ENCERRAMENTO PROGRAMADO E EQUIPE DE TRANSIÇÃO

A corporação informou que a maioria dos postos de trabalho será descontinuada até o final do atual ano fiscal, que se encerra em 30 de setembro de 2025. Uma pequena equipe de transição continuará até janeiro de 2026, encarregada de garantir o fechamento de forma responsável e estruturada.

Harrison também destacou o papel de confiança que a mídia pública conquistou ao longo das décadas:

“A mídia pública tem sido uma das instituições mais confiáveis no cotidiano americano, proporcionando oportunidades educacionais, alertas de emergência, discurso civilizado e conexão cultural com todos os cantos do país.”
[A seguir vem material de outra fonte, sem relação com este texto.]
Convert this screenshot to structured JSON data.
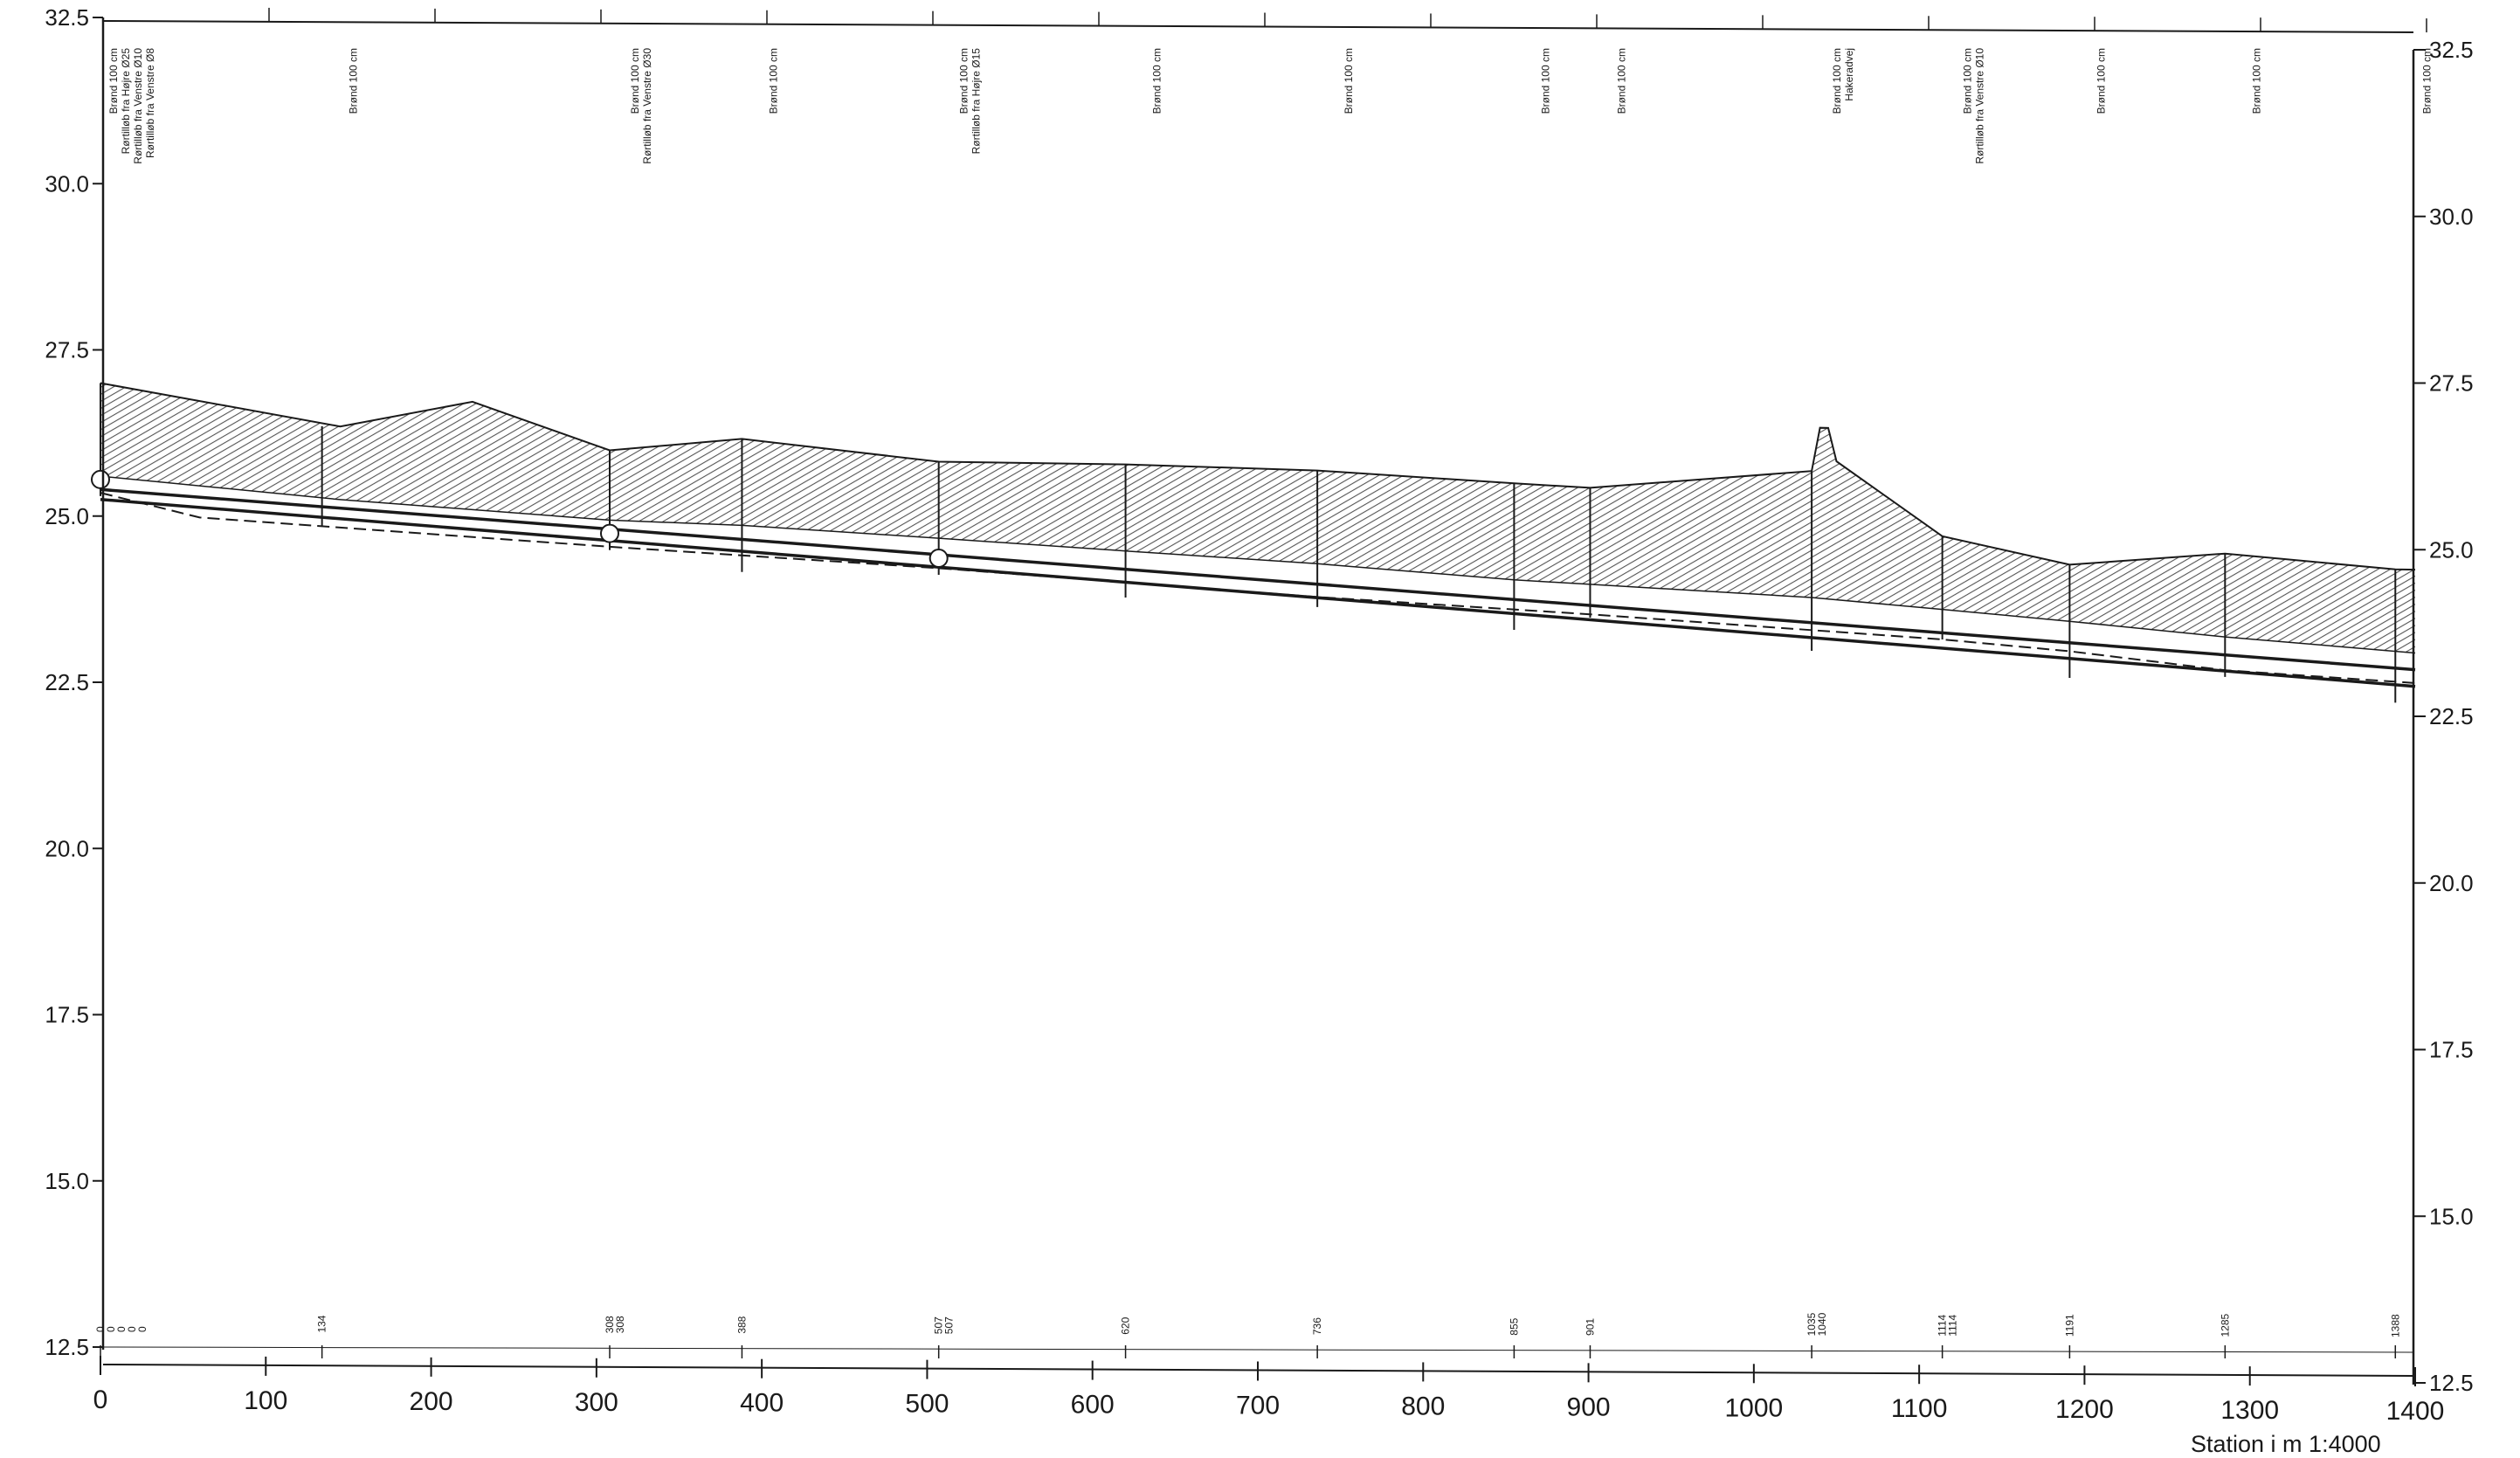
{
  "chart_data": {
    "type": "profile",
    "xlabel": "Station i m  1:4000",
    "x_range": [
      0,
      1400
    ],
    "x_ticks": [
      0,
      100,
      200,
      300,
      400,
      500,
      600,
      700,
      800,
      900,
      1000,
      1100,
      1200,
      1300,
      1400
    ],
    "left_y_range": [
      12.5,
      32.5
    ],
    "left_y_ticks": [
      "12.5",
      "15.0",
      "17.5",
      "20.0",
      "22.5",
      "25.0",
      "27.5",
      "30.0",
      "32.5"
    ],
    "right_y_range": [
      12.5,
      32.5
    ],
    "right_y_ticks": [
      "12.5",
      "15.0",
      "17.5",
      "20.0",
      "22.5",
      "25.0",
      "27.5",
      "30.0",
      "32.5"
    ],
    "grid": false,
    "colors": {
      "ink": "#1a1a1a",
      "hatch": "#555555",
      "background": "#ffffff"
    },
    "terrain": [
      {
        "x": 0,
        "y": 27.0
      },
      {
        "x": 145,
        "y": 26.4
      },
      {
        "x": 225,
        "y": 26.8
      },
      {
        "x": 308,
        "y": 26.1
      },
      {
        "x": 388,
        "y": 26.3
      },
      {
        "x": 507,
        "y": 26.0
      },
      {
        "x": 620,
        "y": 26.0
      },
      {
        "x": 736,
        "y": 25.95
      },
      {
        "x": 855,
        "y": 25.8
      },
      {
        "x": 901,
        "y": 25.75
      },
      {
        "x": 1035,
        "y": 26.05
      },
      {
        "x": 1040,
        "y": 26.7
      },
      {
        "x": 1045,
        "y": 26.7
      },
      {
        "x": 1050,
        "y": 26.2
      },
      {
        "x": 1114,
        "y": 25.1
      },
      {
        "x": 1191,
        "y": 24.7
      },
      {
        "x": 1285,
        "y": 24.9
      },
      {
        "x": 1388,
        "y": 24.7
      },
      {
        "x": 1400,
        "y": 24.7
      }
    ],
    "hatch_bottom": [
      {
        "x": 0,
        "y": 25.6
      },
      {
        "x": 145,
        "y": 25.3
      },
      {
        "x": 308,
        "y": 25.05
      },
      {
        "x": 388,
        "y": 25.0
      },
      {
        "x": 507,
        "y": 24.85
      },
      {
        "x": 620,
        "y": 24.7
      },
      {
        "x": 736,
        "y": 24.55
      },
      {
        "x": 855,
        "y": 24.35
      },
      {
        "x": 901,
        "y": 24.3
      },
      {
        "x": 1035,
        "y": 24.15
      },
      {
        "x": 1114,
        "y": 24.0
      },
      {
        "x": 1191,
        "y": 23.85
      },
      {
        "x": 1285,
        "y": 23.65
      },
      {
        "x": 1400,
        "y": 23.45
      }
    ],
    "pipe_top": [
      {
        "x": 0,
        "y": 25.4
      },
      {
        "x": 1400,
        "y": 23.2
      }
    ],
    "pipe_bottom": [
      {
        "x": 0,
        "y": 25.25
      },
      {
        "x": 1400,
        "y": 22.95
      }
    ],
    "existing_invert_dashed": [
      {
        "x": 0,
        "y": 25.35
      },
      {
        "x": 60,
        "y": 25.0
      },
      {
        "x": 308,
        "y": 24.65
      },
      {
        "x": 507,
        "y": 24.4
      },
      {
        "x": 736,
        "y": 24.05
      },
      {
        "x": 901,
        "y": 23.85
      },
      {
        "x": 1114,
        "y": 23.55
      },
      {
        "x": 1191,
        "y": 23.4
      },
      {
        "x": 1285,
        "y": 23.15
      },
      {
        "x": 1400,
        "y": 23.0
      }
    ],
    "wells": [
      {
        "x": 0,
        "y_top": 27.0,
        "y_bottom": 25.3,
        "marker": true,
        "annotation": [
          "Brønd 100 cm",
          "Rørtilløb fra Højre Ø25",
          "Rørtilløb fra Venstre Ø10",
          "Rørtilløb fra Venstre Ø8"
        ]
      },
      {
        "x": 134,
        "y_top": 26.4,
        "y_bottom": 24.9,
        "marker": false,
        "annotation": [
          "Brønd 100 cm"
        ]
      },
      {
        "x": 308,
        "y_top": 26.1,
        "y_bottom": 24.6,
        "marker": true,
        "annotation": [
          "Brønd 100 cm",
          "Rørtilløb fra Venstre Ø30"
        ]
      },
      {
        "x": 388,
        "y_top": 26.3,
        "y_bottom": 24.3,
        "marker": false,
        "annotation": [
          "Brønd 100 cm"
        ]
      },
      {
        "x": 507,
        "y_top": 26.0,
        "y_bottom": 24.3,
        "marker": true,
        "annotation": [
          "Brønd 100 cm",
          "Rørtilløb fra Højre Ø15"
        ]
      },
      {
        "x": 620,
        "y_top": 26.0,
        "y_bottom": 24.0,
        "marker": false,
        "annotation": [
          "Brønd 100 cm"
        ]
      },
      {
        "x": 736,
        "y_top": 25.95,
        "y_bottom": 23.9,
        "marker": false,
        "annotation": [
          "Brønd 100 cm"
        ]
      },
      {
        "x": 855,
        "y_top": 25.8,
        "y_bottom": 23.6,
        "marker": false,
        "annotation": [
          "Brønd 100 cm"
        ]
      },
      {
        "x": 901,
        "y_top": 25.75,
        "y_bottom": 23.8,
        "marker": false,
        "annotation": [
          "Brønd 100 cm"
        ]
      },
      {
        "x": 1035,
        "y_top": 26.05,
        "y_bottom": 23.35,
        "marker": false,
        "annotation": [
          "Brønd 100 cm",
          "Hakeradvej"
        ]
      },
      {
        "x": 1114,
        "y_top": 25.1,
        "y_bottom": 23.55,
        "marker": false,
        "annotation": [
          "Brønd 100 cm",
          "Rørtilløb fra Venstre Ø10"
        ]
      },
      {
        "x": 1191,
        "y_top": 24.7,
        "y_bottom": 23.0,
        "marker": false,
        "annotation": [
          "Brønd 100 cm"
        ]
      },
      {
        "x": 1285,
        "y_top": 24.9,
        "y_bottom": 23.05,
        "marker": false,
        "annotation": [
          "Brønd 100 cm"
        ]
      },
      {
        "x": 1388,
        "y_top": 24.7,
        "y_bottom": 22.7,
        "marker": false,
        "annotation": [
          "Brønd 100 cm"
        ]
      }
    ],
    "station_labels": [
      {
        "x": 0,
        "lines": [
          "0",
          "0",
          "0",
          "0",
          "0"
        ]
      },
      {
        "x": 134,
        "lines": [
          "134"
        ]
      },
      {
        "x": 308,
        "lines": [
          "308",
          "308"
        ]
      },
      {
        "x": 388,
        "lines": [
          "388"
        ]
      },
      {
        "x": 507,
        "lines": [
          "507",
          "507"
        ]
      },
      {
        "x": 620,
        "lines": [
          "620"
        ]
      },
      {
        "x": 736,
        "lines": [
          "736"
        ]
      },
      {
        "x": 855,
        "lines": [
          "855"
        ]
      },
      {
        "x": 901,
        "lines": [
          "901"
        ]
      },
      {
        "x": 1035,
        "lines": [
          "1035",
          "1040"
        ]
      },
      {
        "x": 1114,
        "lines": [
          "1114",
          "1114"
        ]
      },
      {
        "x": 1191,
        "lines": [
          "1191"
        ]
      },
      {
        "x": 1285,
        "lines": [
          "1285"
        ]
      },
      {
        "x": 1388,
        "lines": [
          "1388"
        ]
      }
    ]
  }
}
O LEGADO DA CPB E SUA IMPORTÂNCIA ESTRATÉGICA

Mais do que uma gestora de verbas públicas, a CPB operava como a principal fonte de recursos para pesquisa, inovação tecnológica e desenvolvimento de conteúdos destinados ao rádio, à televisão e a plataformas digitais.

Por meio de sua atuação, a entidade deu sustentação à produção de jornalismo regional, programas educativos, transmissões culturais e alertas de emergência — serviços que impactaram milhões de lares norte-americanos ao longo das últimas décadas.

Com a sua saída de cena, um vácuo se forma. E a pergunta que paira no ar é inevitável: quem ocupará esse espaço essencial na vida de tantas comunidades?